La inmensa mayoría de las casas de El Paso tenían lo que llamábamos ‘estanque’, un embalse en el que se recogía agua para regar las huertas en las que se sembraban papas (patatas), millo (maíz), tomates, cebollas, coles, tabaco, etc. Eran embalses de tamaño entre pequeño y mediano, y yo estaba más que acostumbrado a verlos; es más, en dos de ellos aprendí a nadar,… si es que lo que hago puede llamarse nadar.
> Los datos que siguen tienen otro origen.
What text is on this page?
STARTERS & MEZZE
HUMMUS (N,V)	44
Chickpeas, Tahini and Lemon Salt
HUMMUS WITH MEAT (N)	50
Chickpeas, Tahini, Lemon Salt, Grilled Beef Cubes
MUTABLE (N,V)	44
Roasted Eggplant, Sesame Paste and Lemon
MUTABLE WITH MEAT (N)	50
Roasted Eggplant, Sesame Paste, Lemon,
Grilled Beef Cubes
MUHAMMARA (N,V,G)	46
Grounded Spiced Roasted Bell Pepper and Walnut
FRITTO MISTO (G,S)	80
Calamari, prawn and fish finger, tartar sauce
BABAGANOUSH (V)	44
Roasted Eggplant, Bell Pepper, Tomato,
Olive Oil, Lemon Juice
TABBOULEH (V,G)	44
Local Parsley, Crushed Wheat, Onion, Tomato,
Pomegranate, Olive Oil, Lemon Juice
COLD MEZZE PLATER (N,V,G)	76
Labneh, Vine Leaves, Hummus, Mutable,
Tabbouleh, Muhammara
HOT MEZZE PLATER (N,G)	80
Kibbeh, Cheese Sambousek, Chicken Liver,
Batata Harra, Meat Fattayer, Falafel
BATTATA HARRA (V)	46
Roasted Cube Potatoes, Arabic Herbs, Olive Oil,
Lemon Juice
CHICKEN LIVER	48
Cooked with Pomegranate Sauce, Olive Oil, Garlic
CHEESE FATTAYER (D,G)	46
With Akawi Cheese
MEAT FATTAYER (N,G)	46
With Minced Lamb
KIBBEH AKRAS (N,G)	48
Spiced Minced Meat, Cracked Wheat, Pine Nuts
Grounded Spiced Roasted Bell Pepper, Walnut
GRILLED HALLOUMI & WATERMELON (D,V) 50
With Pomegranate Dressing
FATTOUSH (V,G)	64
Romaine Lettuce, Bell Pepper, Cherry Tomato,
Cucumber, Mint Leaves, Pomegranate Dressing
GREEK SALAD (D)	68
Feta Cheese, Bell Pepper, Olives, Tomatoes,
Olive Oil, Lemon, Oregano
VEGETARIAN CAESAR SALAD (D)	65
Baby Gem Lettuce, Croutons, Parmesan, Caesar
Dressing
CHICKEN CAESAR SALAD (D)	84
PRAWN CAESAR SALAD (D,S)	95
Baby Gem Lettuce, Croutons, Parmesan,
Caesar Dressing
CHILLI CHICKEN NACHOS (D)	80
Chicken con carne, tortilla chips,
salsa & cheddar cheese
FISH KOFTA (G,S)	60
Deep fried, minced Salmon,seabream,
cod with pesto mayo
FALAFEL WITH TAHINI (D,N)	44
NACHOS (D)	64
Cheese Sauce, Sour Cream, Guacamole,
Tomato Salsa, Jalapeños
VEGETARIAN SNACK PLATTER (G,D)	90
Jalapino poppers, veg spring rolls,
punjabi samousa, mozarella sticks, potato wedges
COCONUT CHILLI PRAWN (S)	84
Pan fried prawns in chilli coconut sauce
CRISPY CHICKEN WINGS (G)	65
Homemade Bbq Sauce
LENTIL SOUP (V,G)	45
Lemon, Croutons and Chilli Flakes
Sin embargo, el día en que mi padre me llevó a ver el aljibe de Enrique —un hueco en la tierra cubierto por una placa de madera ligeramente alzada del piso, y a cuyos lados había bocas por las que podía verse, a nivel bastante bajo, el agua oscura y quieta— sentí un extraño miedo, y nunca quise acercarme mucho por ese lugar aunque estaba muy próximo a la finca que en Enrique tenía mi padre.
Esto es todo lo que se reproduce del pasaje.